I will throw a more math-heavy explanation of the whole process below the jump, but for now here's some information on how the Mariners fare. Compared to the league, the Mariners have the 4th best BABIP on ground balls, 9th best on fly balls, 22nd best on line drives, 14th best on pop flies and 8th best on bunts. Altogether, they end up 5th best in the league with a +19.8 run rating.
A = team hits + errors allowed on ground balls in play
B = team number of ground balls in play
C = league hits + errors allowed on ground balls in play
D = league number of ground balls in play
E = run value of ground ball hit in play
Then the value for each team on each batted ball type is given by: (A/B - C/D) * B * E
E was derived in a two-step process.
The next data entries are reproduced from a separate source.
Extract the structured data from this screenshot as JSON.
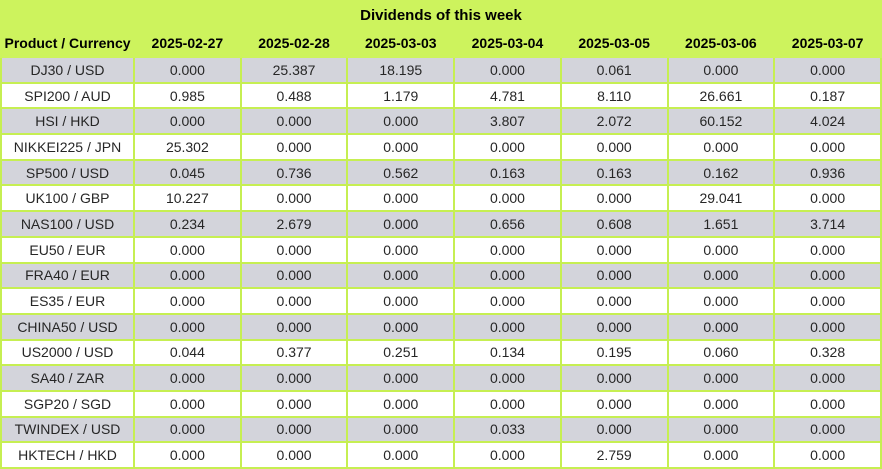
{
  "title": "Dividends of this week",
  "table": {
    "product_header": "Product / Currency",
    "date_headers": [
      "2025-02-27",
      "2025-02-28",
      "2025-03-03",
      "2025-03-04",
      "2025-03-05",
      "2025-03-06",
      "2025-03-07"
    ],
    "rows": [
      {
        "product": "DJ30 / USD",
        "values": [
          "0.000",
          "25.387",
          "18.195",
          "0.000",
          "0.061",
          "0.000",
          "0.000"
        ]
      },
      {
        "product": "SPI200 / AUD",
        "values": [
          "0.985",
          "0.488",
          "1.179",
          "4.781",
          "8.110",
          "26.661",
          "0.187"
        ]
      },
      {
        "product": "HSI / HKD",
        "values": [
          "0.000",
          "0.000",
          "0.000",
          "3.807",
          "2.072",
          "60.152",
          "4.024"
        ]
      },
      {
        "product": "NIKKEI225 / JPN",
        "values": [
          "25.302",
          "0.000",
          "0.000",
          "0.000",
          "0.000",
          "0.000",
          "0.000"
        ]
      },
      {
        "product": "SP500 / USD",
        "values": [
          "0.045",
          "0.736",
          "0.562",
          "0.163",
          "0.163",
          "0.162",
          "0.936"
        ]
      },
      {
        "product": "UK100 / GBP",
        "values": [
          "10.227",
          "0.000",
          "0.000",
          "0.000",
          "0.000",
          "29.041",
          "0.000"
        ]
      },
      {
        "product": "NAS100 / USD",
        "values": [
          "0.234",
          "2.679",
          "0.000",
          "0.656",
          "0.608",
          "1.651",
          "3.714"
        ]
      },
      {
        "product": "EU50 / EUR",
        "values": [
          "0.000",
          "0.000",
          "0.000",
          "0.000",
          "0.000",
          "0.000",
          "0.000"
        ]
      },
      {
        "product": "FRA40 / EUR",
        "values": [
          "0.000",
          "0.000",
          "0.000",
          "0.000",
          "0.000",
          "0.000",
          "0.000"
        ]
      },
      {
        "product": "ES35 / EUR",
        "values": [
          "0.000",
          "0.000",
          "0.000",
          "0.000",
          "0.000",
          "0.000",
          "0.000"
        ]
      },
      {
        "product": "CHINA50 / USD",
        "values": [
          "0.000",
          "0.000",
          "0.000",
          "0.000",
          "0.000",
          "0.000",
          "0.000"
        ]
      },
      {
        "product": "US2000 / USD",
        "values": [
          "0.044",
          "0.377",
          "0.251",
          "0.134",
          "0.195",
          "0.060",
          "0.328"
        ]
      },
      {
        "product": "SA40 / ZAR",
        "values": [
          "0.000",
          "0.000",
          "0.000",
          "0.000",
          "0.000",
          "0.000",
          "0.000"
        ]
      },
      {
        "product": "SGP20 / SGD",
        "values": [
          "0.000",
          "0.000",
          "0.000",
          "0.000",
          "0.000",
          "0.000",
          "0.000"
        ]
      },
      {
        "product": "TWINDEX / USD",
        "values": [
          "0.000",
          "0.000",
          "0.000",
          "0.033",
          "0.000",
          "0.000",
          "0.000"
        ]
      },
      {
        "product": "HKTECH / HKD",
        "values": [
          "0.000",
          "0.000",
          "0.000",
          "0.000",
          "2.759",
          "0.000",
          "0.000"
        ]
      }
    ]
  },
  "colors": {
    "header_bg": "#cdf35d",
    "grid_border": "#c6ef52",
    "alt_row_bg": "#d3d4db",
    "row_bg": "#ffffff",
    "header_text": "#000000",
    "value_text": "#262626"
  }
}
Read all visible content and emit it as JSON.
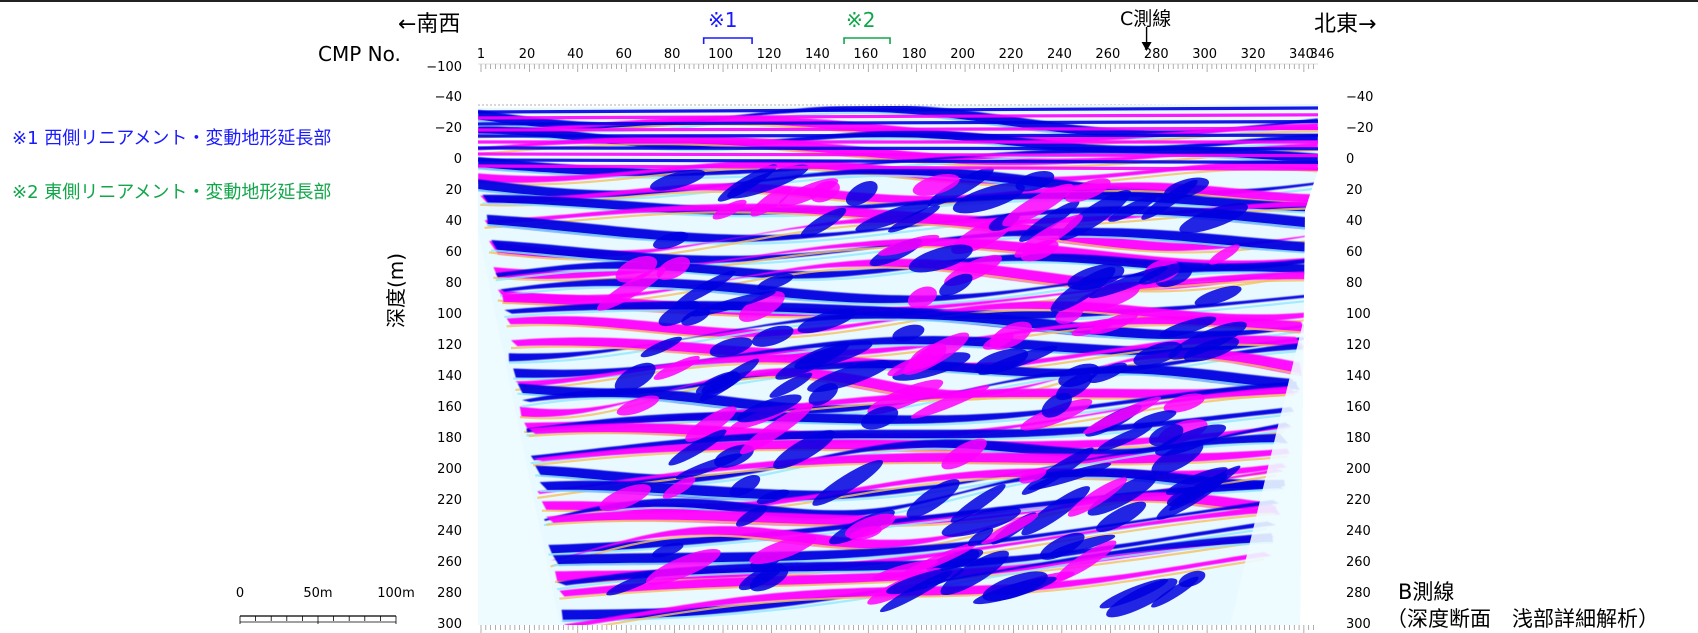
{
  "header": {
    "dir_left": "←南西",
    "dir_right": "北東→",
    "cmp_label": "CMP No.",
    "c_line": "C測線"
  },
  "markers": [
    {
      "text": "※1",
      "color": "#1a1aff"
    },
    {
      "text": "※2",
      "color": "#12a64a"
    }
  ],
  "notes": [
    {
      "text": "※1  西側リニアメント・変動地形延長部",
      "color": "#1a1aff"
    },
    {
      "text": "※2  東側リニアメント・変動地形延長部",
      "color": "#12a64a"
    }
  ],
  "cmp_ticks": [
    "1",
    "20",
    "40",
    "60",
    "80",
    "100",
    "120",
    "140",
    "160",
    "180",
    "200",
    "220",
    "240",
    "260",
    "280",
    "300",
    "320",
    "340",
    "346"
  ],
  "depth_label": "深度(m)",
  "left_ticks": [
    "−100",
    "−40",
    "−20",
    "0",
    "20",
    "40",
    "60",
    "80",
    "100",
    "120",
    "140",
    "160",
    "180",
    "200",
    "220",
    "240",
    "260",
    "280",
    "300"
  ],
  "right_ticks": [
    "−40",
    "−20",
    "0",
    "20",
    "40",
    "60",
    "80",
    "100",
    "120",
    "140",
    "160",
    "180",
    "200",
    "220",
    "240",
    "260",
    "280",
    "300"
  ],
  "scalebar": {
    "labels": [
      "0",
      "50m",
      "100m"
    ]
  },
  "caption": {
    "line1": "B測線",
    "line2": "（深度断面　浅部詳細解析）"
  },
  "colors": {
    "positive": "#ff00ff",
    "negative": "#0000e0",
    "mid_warm": "#f5c060",
    "mid_cool": "#8fe8ff"
  }
}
First, I needed the average value of each type of hit. Using a Markov calculator and adding and subtracting hits of each type, I arrived at the following values:
Single = 0.8 runs
Double = 1.1 runs
Triple = 1.5 runs
Home run = 1.8 runs
Next I had to figure out how often each batted ball type went for each type of hit, given that it did go for a hit. For ground balls, 92% of hits are singles, 8% doubles, a fraction for triples and an even smaller fraction for a home run. Then it's just matching up those odds with the values above to get the average run amount of an extra ground ball hit (roughly 0.83 runs). This was repeated across all batted ball types.